ENREKANG, DPRD Enrekang, Sulawesi Selatan menyoroti penggunaan dana hibah yang digelontorkan melalui APBD setempat. Pada tahun 2020 Badan Zakat Nasional (Baznas) Kabupaten Enrekang menerima hibah dari APBD sebesar Rp 1,5 m. Hasil audit BPK menemukan dana sebesar Rp 800 juta belum bisa dipertanggungjawabkan.
Dedi Bachtiar mengatakan temuan tersebut belum ada tindak lanjut dari BAZNAS Enrekang. Hal ia ungkapkan saat rapat dengar pendapat dengan BAZNAS Enrekang.
“Tindak lanjut temuan BPK atas dana 800 juta apakah ini yang sudah ada tindak lanjut dari Baznas Enrekang laporannya belum ada, jadi temuan itu dalam bentuk belanja apa ,”kata Dedi Bachtiar (13/7)
Anggota DPRD lain Runjaya mengaku BAZNAS Enrekang belum memberikan klarifikasi soal temuan BPK.
“kita ini minta klarifikasi dari Baznas Enrekang atas temuan BPK yang 800 juta, tapi ternyata tidak ada laporannya,”ujar. Runjaya.
Dalam rapat tersebut terungkap bahwa anggota dewan kaget tindak lanjut atas temuan tersebut tidak pernah dilaporkan ke BPKAD maupun Inspektorat selaku tanggungjawab utama dan pengawasan penggunaan dana hibah APBD tahun 2020.

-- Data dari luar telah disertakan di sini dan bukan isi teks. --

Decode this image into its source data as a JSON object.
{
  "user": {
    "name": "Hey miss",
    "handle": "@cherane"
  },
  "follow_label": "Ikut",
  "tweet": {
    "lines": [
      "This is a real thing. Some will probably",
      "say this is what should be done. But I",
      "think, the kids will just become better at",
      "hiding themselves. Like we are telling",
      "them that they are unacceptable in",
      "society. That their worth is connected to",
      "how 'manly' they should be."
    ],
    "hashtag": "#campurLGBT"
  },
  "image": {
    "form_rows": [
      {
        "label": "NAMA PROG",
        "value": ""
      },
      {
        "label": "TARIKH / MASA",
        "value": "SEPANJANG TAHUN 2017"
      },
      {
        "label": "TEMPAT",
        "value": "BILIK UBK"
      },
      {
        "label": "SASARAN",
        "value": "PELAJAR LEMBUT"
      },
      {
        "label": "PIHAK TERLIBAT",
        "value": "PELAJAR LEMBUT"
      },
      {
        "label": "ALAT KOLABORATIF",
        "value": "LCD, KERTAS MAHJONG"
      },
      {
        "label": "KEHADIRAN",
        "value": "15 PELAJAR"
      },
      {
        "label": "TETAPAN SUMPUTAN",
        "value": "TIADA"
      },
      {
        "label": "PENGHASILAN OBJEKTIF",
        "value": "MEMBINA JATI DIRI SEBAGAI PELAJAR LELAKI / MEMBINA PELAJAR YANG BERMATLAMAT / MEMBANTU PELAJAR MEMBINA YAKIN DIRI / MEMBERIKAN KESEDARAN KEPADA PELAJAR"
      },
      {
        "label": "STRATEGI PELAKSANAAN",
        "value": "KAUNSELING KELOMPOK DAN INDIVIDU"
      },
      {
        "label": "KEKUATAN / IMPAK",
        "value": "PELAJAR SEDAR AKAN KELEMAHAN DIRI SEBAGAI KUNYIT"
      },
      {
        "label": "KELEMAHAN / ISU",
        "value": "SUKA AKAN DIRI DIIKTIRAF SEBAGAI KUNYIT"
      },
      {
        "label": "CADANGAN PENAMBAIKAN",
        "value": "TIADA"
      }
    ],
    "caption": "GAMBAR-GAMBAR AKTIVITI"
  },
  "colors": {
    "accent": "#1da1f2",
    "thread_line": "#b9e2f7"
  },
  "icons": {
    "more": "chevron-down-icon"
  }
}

Selain itu selama lima tahun yakni periode 2006-2021, dana ummat tidak pernah dilakukan pemeriksaan/ audit internal Inspektorat. Disamping itu dana hibah yang setiap tahunnya dari APBD juga tak pernah dilaporkan ke pihak keuangan daerah (BPKAD).
“Terkait tenuan BPK itukan tindak lanjut inikan soal administratif akibat pola kelemahan dari Baznas ini dari pola mekanisme pelaporan, jadi praktisnya buat laporannya lalu serahkan pada BPK,”ujar Umar,SH.
Sementara itu Sudarmin Tahir. menegaskan pihaknya terus mengejar temuan BPK terkait penggunaan dana yang telah diterima BAZNAS Enrekang.
Staf Perencanaan BPKAD, Abdurahman Wahid menjelaskan laporan tahap II telah telah dilaporkan pada keuangan (BPKAD) secara total. Penjelasan ini dibantah
Mustain Sumaele. Menurutnyq, jika laporan yang dimaksud tidak pernah diterima BPK.
“Logika kita laporan Baznas ini tidak dibuat sampai batas akhir jadwal pemeriksaan,”ucap Mustain.
Buku laporan yang dibawa ketua Baznas Enrekang H.Junwar,MSi, komisioner keuangan H. Kamaruddin SL,MAg yang hadir bersama auditor Syaharuddin,MSi, (BPKAD) Rahmat, dan lima komisioner yang lama dianggap paling bertanggung jawab.
Laporan Baznas pun ditolak dewan sebagai bentuk tanggung jawab.”kita minta laporan yang telah di audit inspektorat jika sudah dikatakan “ok” baru kita terima jangan sampai dewan menerima justru jadi temuan BPK lagi seperti kejadian di Dispora Enrekang,” tandas Djayadi Sulaeman.